その為、事情で箒に乗れない者など、ほとんど居ない。
「おい、見ろよ。魔力を注ぎ込んでいないのに動いてるぞ! やっぱ、リニアモータートレーンは神秘的で何回乗っても飽きないぜ!」
「相変わらず列車マニアなのね……炉心溶融……」
「あったり前じゃねぇか! なんか、こう、列車って言葉にロマンを感じるんだよな。はぁ~、お前を迎えに行った、かいがあったぜ!」
「あんた……もしかしてこの列車に乗る為に私を迎えに来たの?」
「な!? そんなはず無いぜ! 決して学園はお前を迎えに行ったら往復列車に乗せてやるとか言って無いぜ!?」
「相変わらず、嘘がつけないのね。炉心溶融」
炉心溶融が手足をバタつかせ、必死に弁解するが、その無念の声はすでに逆巫女服少女には届いていない。そもそも逆巫女服少女はそんな事に興味は無かったし、そんな事にいちいち構っている暇など無かった。
その証拠に逆巫女服少女が今、必死に睨んでいるものは炉心溶融なんかでは無く、何の変哲もない扉……接合された車両を行き来する為の扉だった。
その扉の先の車両は人が乗る為にあるのではなく、箒では、運ぶ事が出来ない客の荷物や、運搬貨物が置かれていた。

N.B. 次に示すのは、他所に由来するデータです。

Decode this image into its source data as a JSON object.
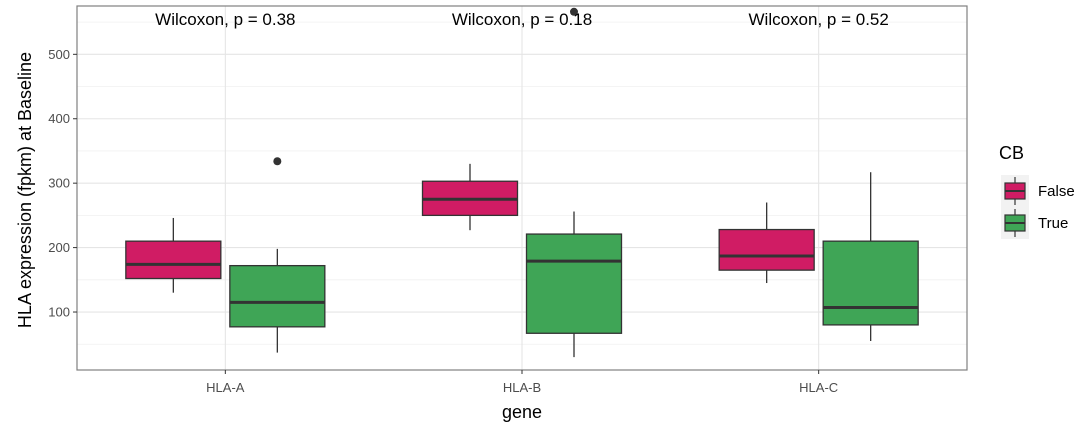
{
  "chart_data": {
    "type": "boxplot",
    "title": "",
    "xlabel": "gene",
    "ylabel": "HLA expression (fpkm) at Baseline",
    "ylim": [
      10,
      575
    ],
    "yticks": [
      100,
      200,
      300,
      400,
      500
    ],
    "ytick_labels": [
      "100",
      "200",
      "300",
      "400",
      "500"
    ],
    "categories": [
      "HLA-A",
      "HLA-B",
      "HLA-C"
    ],
    "grid": true,
    "legend": {
      "title": "CB",
      "position": "right",
      "items": [
        {
          "label": "False",
          "color": "#d01c64"
        },
        {
          "label": "True",
          "color": "#3fa556"
        }
      ]
    },
    "annotations": [
      "Wilcoxon, p = 0.38",
      "Wilcoxon, p = 0.18",
      "Wilcoxon, p = 0.52"
    ],
    "series": [
      {
        "group": "False",
        "color": "#d01c64",
        "boxes": [
          {
            "min": 130,
            "q1": 152,
            "median": 174,
            "q3": 210,
            "max": 246,
            "outliers": []
          },
          {
            "min": 227,
            "q1": 250,
            "median": 275,
            "q3": 303,
            "max": 330,
            "outliers": []
          },
          {
            "min": 145,
            "q1": 165,
            "median": 187,
            "q3": 228,
            "max": 270,
            "outliers": []
          }
        ]
      },
      {
        "group": "True",
        "color": "#3fa556",
        "boxes": [
          {
            "min": 37,
            "q1": 77,
            "median": 115,
            "q3": 172,
            "max": 198,
            "outliers": [
              334
            ]
          },
          {
            "min": 30,
            "q1": 67,
            "median": 179,
            "q3": 221,
            "max": 256,
            "outliers": [
              566
            ]
          },
          {
            "min": 55,
            "q1": 80,
            "median": 107,
            "q3": 210,
            "max": 317,
            "outliers": []
          }
        ]
      }
    ]
  }
}
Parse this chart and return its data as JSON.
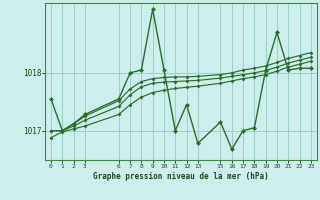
{
  "title": "Graphe pression niveau de la mer (hPa)",
  "bg_color": "#ceeeed",
  "grid_color": "#9ecece",
  "line_color": "#2a6e2a",
  "xlim": [
    -0.5,
    23.5
  ],
  "ylim": [
    1016.5,
    1019.2
  ],
  "yticks": [
    1017,
    1018
  ],
  "xticks": [
    0,
    1,
    2,
    3,
    6,
    7,
    8,
    9,
    10,
    11,
    12,
    13,
    15,
    16,
    17,
    18,
    19,
    20,
    21,
    22,
    23
  ],
  "hours": [
    0,
    1,
    2,
    3,
    6,
    7,
    8,
    9,
    10,
    11,
    12,
    13,
    15,
    16,
    17,
    18,
    19,
    20,
    21,
    22,
    23
  ],
  "line1": [
    1017.55,
    1017.0,
    1017.12,
    1017.28,
    1017.55,
    1018.0,
    1018.05,
    1019.1,
    1018.05,
    1017.0,
    1017.45,
    1016.78,
    1017.15,
    1016.68,
    1017.0,
    1017.05,
    1018.05,
    1018.7,
    1018.05,
    1018.08,
    1018.08
  ],
  "line2": [
    1017.0,
    1017.0,
    1017.12,
    1017.25,
    1017.52,
    1017.72,
    1017.85,
    1017.9,
    1017.92,
    1017.93,
    1017.93,
    1017.94,
    1017.97,
    1018.0,
    1018.05,
    1018.08,
    1018.12,
    1018.18,
    1018.25,
    1018.3,
    1018.35
  ],
  "line3": [
    1017.0,
    1017.0,
    1017.08,
    1017.18,
    1017.42,
    1017.62,
    1017.76,
    1017.82,
    1017.84,
    1017.85,
    1017.86,
    1017.87,
    1017.91,
    1017.94,
    1017.97,
    1018.0,
    1018.04,
    1018.1,
    1018.17,
    1018.22,
    1018.27
  ],
  "line4": [
    1016.88,
    1016.98,
    1017.03,
    1017.08,
    1017.28,
    1017.45,
    1017.58,
    1017.66,
    1017.7,
    1017.73,
    1017.75,
    1017.77,
    1017.82,
    1017.86,
    1017.9,
    1017.93,
    1017.97,
    1018.03,
    1018.1,
    1018.15,
    1018.2
  ]
}
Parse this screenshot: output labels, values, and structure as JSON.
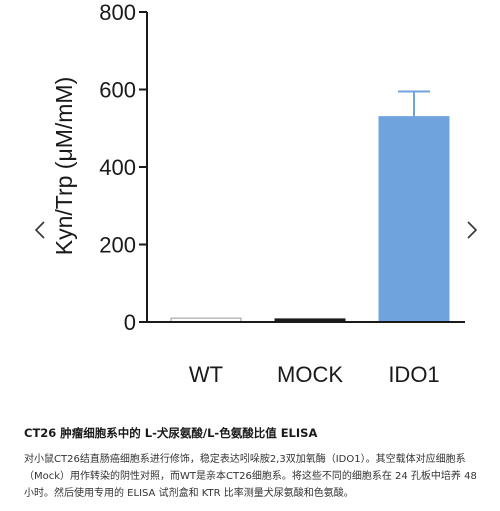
{
  "navigation": {
    "prev_icon": "chevron-left-icon",
    "next_icon": "chevron-right-icon"
  },
  "chart_data": {
    "type": "bar",
    "ylabel": "Kyn/Trp (μM/mM)",
    "categories": [
      "WT",
      "MOCK",
      "IDO1"
    ],
    "values": [
      10,
      8,
      530
    ],
    "error_plus": [
      2,
      2,
      65
    ],
    "bar_fills": [
      "#ffffff",
      "#1a1a1a",
      "#6fa3dd"
    ],
    "ylim": [
      0,
      800
    ],
    "yticks": [
      0,
      200,
      400,
      600,
      800
    ],
    "grid": false,
    "legend": "none"
  },
  "caption": {
    "title": "CT26 肿瘤细胞系中的 L-犬尿氨酸/L-色氨酸比值 ELISA",
    "body": "对小鼠CT26结直肠癌细胞系进行修饰，稳定表达吲哚胺2,3双加氧酶（IDO1）。其空载体对应细胞系（Mock）用作转染的阴性对照，而WT是亲本CT26细胞系。将这些不同的细胞系在 24 孔板中培养 48 小时。然后使用专用的 ELISA 试剂盒和 KTR 比率测量犬尿氨酸和色氨酸。"
  }
}
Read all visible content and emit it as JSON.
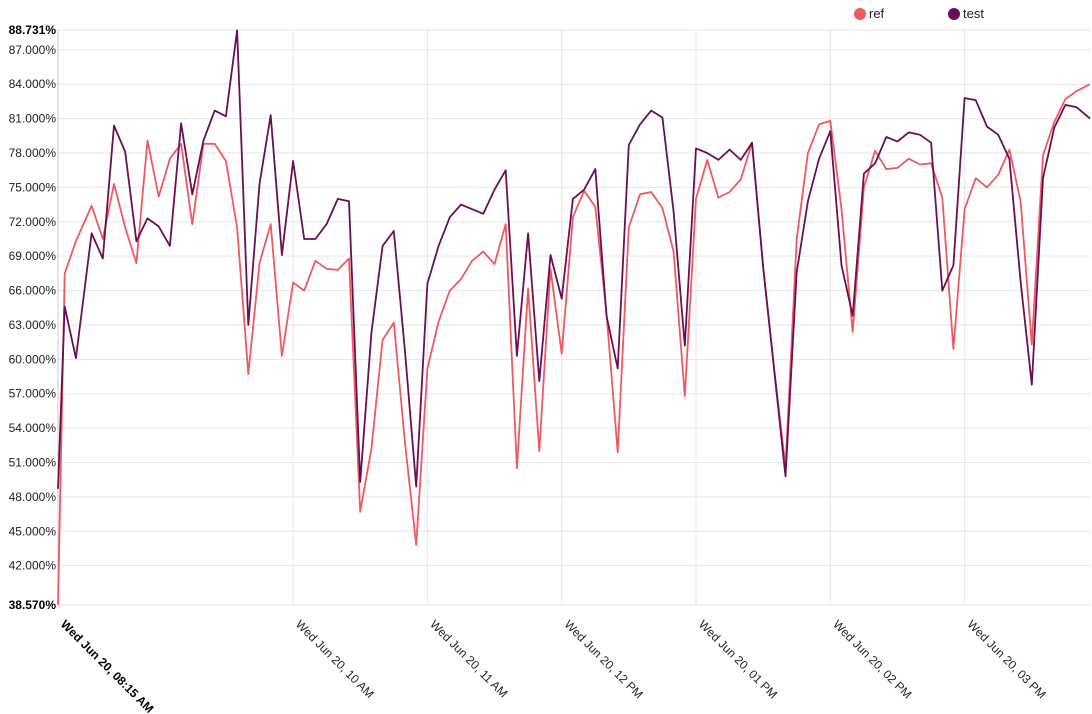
{
  "chart_data": {
    "type": "line",
    "y_axis": {
      "min": 38.57,
      "max": 88.731,
      "tick_labels": [
        "88.731%",
        "87.000%",
        "84.000%",
        "81.000%",
        "78.000%",
        "75.000%",
        "72.000%",
        "69.000%",
        "66.000%",
        "63.000%",
        "60.000%",
        "57.000%",
        "54.000%",
        "51.000%",
        "48.000%",
        "45.000%",
        "42.000%",
        "38.570%"
      ],
      "tick_values": [
        88.731,
        87,
        84,
        81,
        78,
        75,
        72,
        69,
        66,
        63,
        60,
        57,
        54,
        51,
        48,
        45,
        42,
        38.57
      ],
      "bold_ticks": [
        "88.731%",
        "38.570%"
      ]
    },
    "x_axis": {
      "start": "2018-06-20T08:15",
      "end": "2018-06-20T15:56",
      "tick_labels": [
        "Wed Jun 20, 08:15 AM",
        "Wed Jun 20, 10 AM",
        "Wed Jun 20, 11 AM",
        "Wed Jun 20, 12 PM",
        "Wed Jun 20, 01 PM",
        "Wed Jun 20, 02 PM",
        "Wed Jun 20, 03 PM"
      ],
      "tick_times": [
        "2018-06-20T08:15",
        "2018-06-20T10:00",
        "2018-06-20T11:00",
        "2018-06-20T12:00",
        "2018-06-20T13:00",
        "2018-06-20T14:00",
        "2018-06-20T15:00"
      ],
      "bold_ticks": [
        "Wed Jun 20, 08:15 AM"
      ]
    },
    "grid": true,
    "legend_position": "top-right",
    "series": [
      {
        "name": "ref",
        "color": "#ef5a5f",
        "x": [
          "2018-06-20T08:15",
          "2018-06-20T08:18",
          "2018-06-20T08:23",
          "2018-06-20T08:30",
          "2018-06-20T08:35",
          "2018-06-20T08:40",
          "2018-06-20T08:45",
          "2018-06-20T08:50",
          "2018-06-20T08:55",
          "2018-06-20T09:00",
          "2018-06-20T09:05",
          "2018-06-20T09:10",
          "2018-06-20T09:15",
          "2018-06-20T09:20",
          "2018-06-20T09:25",
          "2018-06-20T09:30",
          "2018-06-20T09:35",
          "2018-06-20T09:40",
          "2018-06-20T09:45",
          "2018-06-20T09:50",
          "2018-06-20T09:55",
          "2018-06-20T10:00",
          "2018-06-20T10:05",
          "2018-06-20T10:10",
          "2018-06-20T10:15",
          "2018-06-20T10:20",
          "2018-06-20T10:25",
          "2018-06-20T10:30",
          "2018-06-20T10:35",
          "2018-06-20T10:40",
          "2018-06-20T10:45",
          "2018-06-20T10:50",
          "2018-06-20T10:55",
          "2018-06-20T11:00",
          "2018-06-20T11:05",
          "2018-06-20T11:10",
          "2018-06-20T11:15",
          "2018-06-20T11:20",
          "2018-06-20T11:25",
          "2018-06-20T11:30",
          "2018-06-20T11:35",
          "2018-06-20T11:40",
          "2018-06-20T11:45",
          "2018-06-20T11:50",
          "2018-06-20T11:55",
          "2018-06-20T12:00",
          "2018-06-20T12:05",
          "2018-06-20T12:10",
          "2018-06-20T12:15",
          "2018-06-20T12:20",
          "2018-06-20T12:25",
          "2018-06-20T12:30",
          "2018-06-20T12:35",
          "2018-06-20T12:40",
          "2018-06-20T12:45",
          "2018-06-20T12:50",
          "2018-06-20T12:55",
          "2018-06-20T13:00",
          "2018-06-20T13:05",
          "2018-06-20T13:10",
          "2018-06-20T13:15",
          "2018-06-20T13:20",
          "2018-06-20T13:25",
          "2018-06-20T13:30",
          "2018-06-20T13:35",
          "2018-06-20T13:40",
          "2018-06-20T13:45",
          "2018-06-20T13:50",
          "2018-06-20T13:55",
          "2018-06-20T14:00",
          "2018-06-20T14:05",
          "2018-06-20T14:10",
          "2018-06-20T14:15",
          "2018-06-20T14:20",
          "2018-06-20T14:25",
          "2018-06-20T14:30",
          "2018-06-20T14:35",
          "2018-06-20T14:40",
          "2018-06-20T14:45",
          "2018-06-20T14:50",
          "2018-06-20T14:55",
          "2018-06-20T15:00",
          "2018-06-20T15:05",
          "2018-06-20T15:10",
          "2018-06-20T15:15",
          "2018-06-20T15:20",
          "2018-06-20T15:25",
          "2018-06-20T15:30",
          "2018-06-20T15:35",
          "2018-06-20T15:40",
          "2018-06-20T15:45",
          "2018-06-20T15:50",
          "2018-06-20T15:56"
        ],
        "y": [
          38.6,
          67.5,
          70.3,
          73.4,
          70.5,
          75.3,
          71.5,
          68.4,
          79.1,
          74.2,
          77.5,
          78.8,
          71.8,
          78.8,
          78.8,
          77.3,
          71.5,
          58.7,
          68.4,
          71.8,
          60.3,
          66.7,
          66.0,
          68.6,
          67.9,
          67.8,
          68.8,
          46.7,
          52.2,
          61.7,
          63.2,
          52.7,
          43.8,
          59.2,
          63.3,
          66.0,
          67.0,
          68.6,
          69.4,
          68.3,
          71.8,
          50.5,
          66.2,
          52.0,
          67.9,
          60.5,
          72.4,
          74.7,
          73.3,
          64.0,
          51.9,
          71.5,
          74.4,
          74.6,
          73.2,
          69.4,
          56.8,
          74.0,
          77.4,
          74.1,
          74.6,
          75.7,
          78.9,
          68.0,
          59.0,
          50.6,
          70.5,
          78.0,
          80.5,
          80.8,
          73.1,
          62.4,
          75.0,
          78.2,
          76.6,
          76.7,
          77.5,
          77.0,
          77.1,
          74.1,
          60.9,
          73.1,
          75.8,
          75.0,
          76.1,
          78.3,
          73.8,
          61.3,
          77.8,
          80.7,
          82.7,
          83.4,
          84.0
        ]
      },
      {
        "name": "test",
        "color": "#6b0f55",
        "x": [
          "2018-06-20T08:15",
          "2018-06-20T08:18",
          "2018-06-20T08:23",
          "2018-06-20T08:30",
          "2018-06-20T08:35",
          "2018-06-20T08:40",
          "2018-06-20T08:45",
          "2018-06-20T08:50",
          "2018-06-20T08:55",
          "2018-06-20T09:00",
          "2018-06-20T09:05",
          "2018-06-20T09:10",
          "2018-06-20T09:15",
          "2018-06-20T09:20",
          "2018-06-20T09:25",
          "2018-06-20T09:30",
          "2018-06-20T09:35",
          "2018-06-20T09:40",
          "2018-06-20T09:45",
          "2018-06-20T09:50",
          "2018-06-20T09:55",
          "2018-06-20T10:00",
          "2018-06-20T10:05",
          "2018-06-20T10:10",
          "2018-06-20T10:15",
          "2018-06-20T10:20",
          "2018-06-20T10:25",
          "2018-06-20T10:30",
          "2018-06-20T10:35",
          "2018-06-20T10:40",
          "2018-06-20T10:45",
          "2018-06-20T10:50",
          "2018-06-20T10:55",
          "2018-06-20T11:00",
          "2018-06-20T11:05",
          "2018-06-20T11:10",
          "2018-06-20T11:15",
          "2018-06-20T11:20",
          "2018-06-20T11:25",
          "2018-06-20T11:30",
          "2018-06-20T11:35",
          "2018-06-20T11:40",
          "2018-06-20T11:45",
          "2018-06-20T11:50",
          "2018-06-20T11:55",
          "2018-06-20T12:00",
          "2018-06-20T12:05",
          "2018-06-20T12:10",
          "2018-06-20T12:15",
          "2018-06-20T12:20",
          "2018-06-20T12:25",
          "2018-06-20T12:30",
          "2018-06-20T12:35",
          "2018-06-20T12:40",
          "2018-06-20T12:45",
          "2018-06-20T12:50",
          "2018-06-20T12:55",
          "2018-06-20T13:00",
          "2018-06-20T13:05",
          "2018-06-20T13:10",
          "2018-06-20T13:15",
          "2018-06-20T13:20",
          "2018-06-20T13:25",
          "2018-06-20T13:30",
          "2018-06-20T13:35",
          "2018-06-20T13:40",
          "2018-06-20T13:45",
          "2018-06-20T13:50",
          "2018-06-20T13:55",
          "2018-06-20T14:00",
          "2018-06-20T14:05",
          "2018-06-20T14:10",
          "2018-06-20T14:15",
          "2018-06-20T14:20",
          "2018-06-20T14:25",
          "2018-06-20T14:30",
          "2018-06-20T14:35",
          "2018-06-20T14:40",
          "2018-06-20T14:45",
          "2018-06-20T14:50",
          "2018-06-20T14:55",
          "2018-06-20T15:00",
          "2018-06-20T15:05",
          "2018-06-20T15:10",
          "2018-06-20T15:15",
          "2018-06-20T15:20",
          "2018-06-20T15:25",
          "2018-06-20T15:30",
          "2018-06-20T15:35",
          "2018-06-20T15:40",
          "2018-06-20T15:45",
          "2018-06-20T15:50",
          "2018-06-20T15:56"
        ],
        "y": [
          48.7,
          64.6,
          60.1,
          71.0,
          68.8,
          80.4,
          78.1,
          70.3,
          72.3,
          71.6,
          69.9,
          80.6,
          74.4,
          79.1,
          81.7,
          81.2,
          88.7,
          63.0,
          75.3,
          81.3,
          69.1,
          77.3,
          70.5,
          70.5,
          71.8,
          74.0,
          73.8,
          49.3,
          62.3,
          69.9,
          71.2,
          60.7,
          48.9,
          66.6,
          69.9,
          72.4,
          73.5,
          73.1,
          72.7,
          74.8,
          76.5,
          60.3,
          71.0,
          58.1,
          69.1,
          65.3,
          74.0,
          74.8,
          76.6,
          63.8,
          59.2,
          78.7,
          80.5,
          81.7,
          81.1,
          72.9,
          61.2,
          78.4,
          78.0,
          77.4,
          78.3,
          77.4,
          78.9,
          68.0,
          58.9,
          49.8,
          67.6,
          73.8,
          77.5,
          79.9,
          68.2,
          63.8,
          76.2,
          77.1,
          79.4,
          79.0,
          79.8,
          79.6,
          78.9,
          66.0,
          68.2,
          82.8,
          82.6,
          80.3,
          79.6,
          77.5,
          66.8,
          57.8,
          75.8,
          80.2,
          82.2,
          82.0,
          81.0
        ]
      }
    ]
  }
}
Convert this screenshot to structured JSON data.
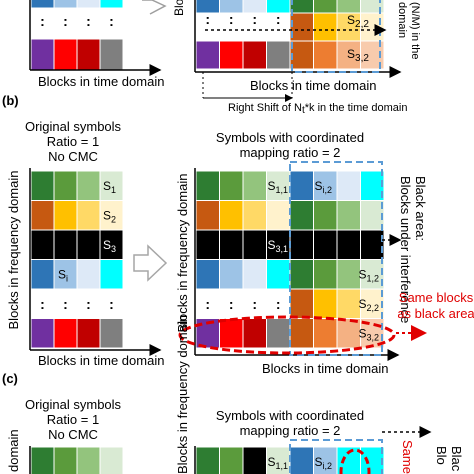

つまり、この列車の真の目的は人の運搬などでは無く、箒などでは到底、持ち運びの出来ない品々の運送だった。人の運搬なんておまけに過ぎないのだ。その証拠に列車の車両のほとんどは貨物車両である。
その1つの車両に繋がる唯一の扉を必死に睨んでいると、カタッカタ、と不規則に揺れ始めた。
気にしなければ気付く事も無い程度の揺れ。しかし逆巫女服少女はその小さな揺れを見逃しはしなかった。
手足をバタつかせて居た炉心溶融も逆巫女服少女の視線を追い、扉の揺れに気付き、2人揃って扉を凝視する。
周囲の人はさっきまでの炉心溶融と同じく、リニアモータートレーンに興奮気味で扉の揺れは愚か、扉を凝視している2人にも気付かない。
しかし今の2人の様子は、他人から見ると異様な光景に見えるであろう。
少女2人が扉を一生懸命に見つめているのだから。